Aku mulai berefleksi dari semua pengalaman kerjaku. Kalau dahulu orientasiku adalah materi tetapi hari ini materi yang ku dapatkan bukan menjadi sebuah nilai dari sebuah pekerjaan. Kebahagiaan menjadi seorang guru memiliki nilai yang melampaui ukuran materi dan itulah yang ku alami mengikuti sebuah panggilan hidupku menjadi seorang guru. Ketika melihat muridku lulus dan duduk di bangku kelas yang baru, ketika aku sabar mengajarnya mengenal huruf, menyusun kalimat dan paragraf.

Dahulu seorang yang bukan siapa siapa
Kini mendengar dan mengikuti sebuah panggilan hidup

"The calling of the teacher. There is no craft more privileged. To awaken in another human being powers, dreams beyond one's own; to induce in others a love for that which one loves; to make of one's  inward present their future; that is a threefold adventure like no other."
-George Steiner-


5. Mengikuti sebuah panggilan hidup

Mengikuti sebuah panggilan hidup adalah sebuah perjalanan yang memiliki tujuan. Mengikuti sebuah panggilan ketika pertama kali bekerja di sebuah sekolah swasta dengan menandatangani kontrak kerja selama satu tahun ajaran. Dari sinilah perjalanan panggilan hidup itu dimulai. Aku belajar untuk memulai profesionalisme pekerjaan menjadi guru dengan menyiapkan bahan ajar untuk siswa di tingkat SMP. Aku tak segan bertanya kepada rekan kerjaku, pak Ho dan aku sangat terbantu olehnya. Aku dipercaya mengajar mata pelajaran IPA dan memiliki rekan kerja dengan pak Ho dan bu Lia merupakan suatu pengalaman berarti bagiku.

Murid muridku memiliki rasa ingin tahu yang besar terhadap pelajaran IPA. Aku pernah mempraktekkan pelajaran IPA mengenai teknologi pangan melalui  praktek fermentasi ragi dengan membuat donat. Pemeriksaan rhesus dan golongan darah pun ku lakukan di laboratorium dengan bantuan rekan kerjaku. Pelajaran IPA adalah pelajaran yang menyenangkan.

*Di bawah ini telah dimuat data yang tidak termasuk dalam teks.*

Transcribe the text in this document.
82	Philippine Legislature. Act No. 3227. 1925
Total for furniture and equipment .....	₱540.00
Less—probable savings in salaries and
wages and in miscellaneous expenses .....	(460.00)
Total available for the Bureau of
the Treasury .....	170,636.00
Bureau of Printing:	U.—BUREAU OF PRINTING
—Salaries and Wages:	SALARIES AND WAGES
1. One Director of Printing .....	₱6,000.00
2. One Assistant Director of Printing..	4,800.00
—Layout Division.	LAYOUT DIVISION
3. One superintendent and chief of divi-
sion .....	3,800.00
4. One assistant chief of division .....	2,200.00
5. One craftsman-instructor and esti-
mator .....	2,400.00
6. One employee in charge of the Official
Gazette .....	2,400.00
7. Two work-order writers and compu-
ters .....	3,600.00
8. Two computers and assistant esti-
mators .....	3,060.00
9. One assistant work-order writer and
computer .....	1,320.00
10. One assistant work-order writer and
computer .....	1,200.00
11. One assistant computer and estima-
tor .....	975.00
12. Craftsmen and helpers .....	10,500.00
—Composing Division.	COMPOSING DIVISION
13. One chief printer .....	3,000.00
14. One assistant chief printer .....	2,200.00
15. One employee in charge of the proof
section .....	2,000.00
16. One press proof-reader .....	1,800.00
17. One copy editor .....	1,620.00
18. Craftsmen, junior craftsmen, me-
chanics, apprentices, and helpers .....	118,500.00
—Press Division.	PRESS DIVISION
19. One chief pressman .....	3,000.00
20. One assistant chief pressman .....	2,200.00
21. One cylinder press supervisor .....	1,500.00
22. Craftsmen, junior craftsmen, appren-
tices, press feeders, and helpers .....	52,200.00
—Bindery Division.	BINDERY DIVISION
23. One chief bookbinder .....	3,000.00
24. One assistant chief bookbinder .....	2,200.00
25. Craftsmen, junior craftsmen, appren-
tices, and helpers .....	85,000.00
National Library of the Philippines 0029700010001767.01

Menjadi guru merupakan panggilan yang menghidupi. Tidak semua orang terpanggil menjadi guru dan tidak semua orang juga mengikuti panggilan hidup itu. Kunci keberhasilan menjadi seorang guru belajar menjadi orang yang sabar. Sabar menghadapi murid yang kurang disiplin mengumpulkan tugas, sabar menghadapi anak yang berbuat tingkah di kelas, sabar mengajar anak yang daya tangkap lambat, dsb. Dan yang paling penting, guru harus bahagia mengerjakan semuanya itu. Guru harus bahagia karena tahu tujuan yang mau dicapainya.

Lalu aku pindah ke sekolah lain sebagai seorang guru di sekolahku saat ini. Aku pun beruntung memiliki rekan kerja dengan Sir Daniel, Sir David dan Sir Erwin. Mereka sangat luar biasa. Sabar dalam menghadapi anak didik dan orangtua murid. Kreatif dalam menyampaikan bahan ajar, terkadang aku suka berkunjung online di kelas mereka dan aku pun belajar dari mereka.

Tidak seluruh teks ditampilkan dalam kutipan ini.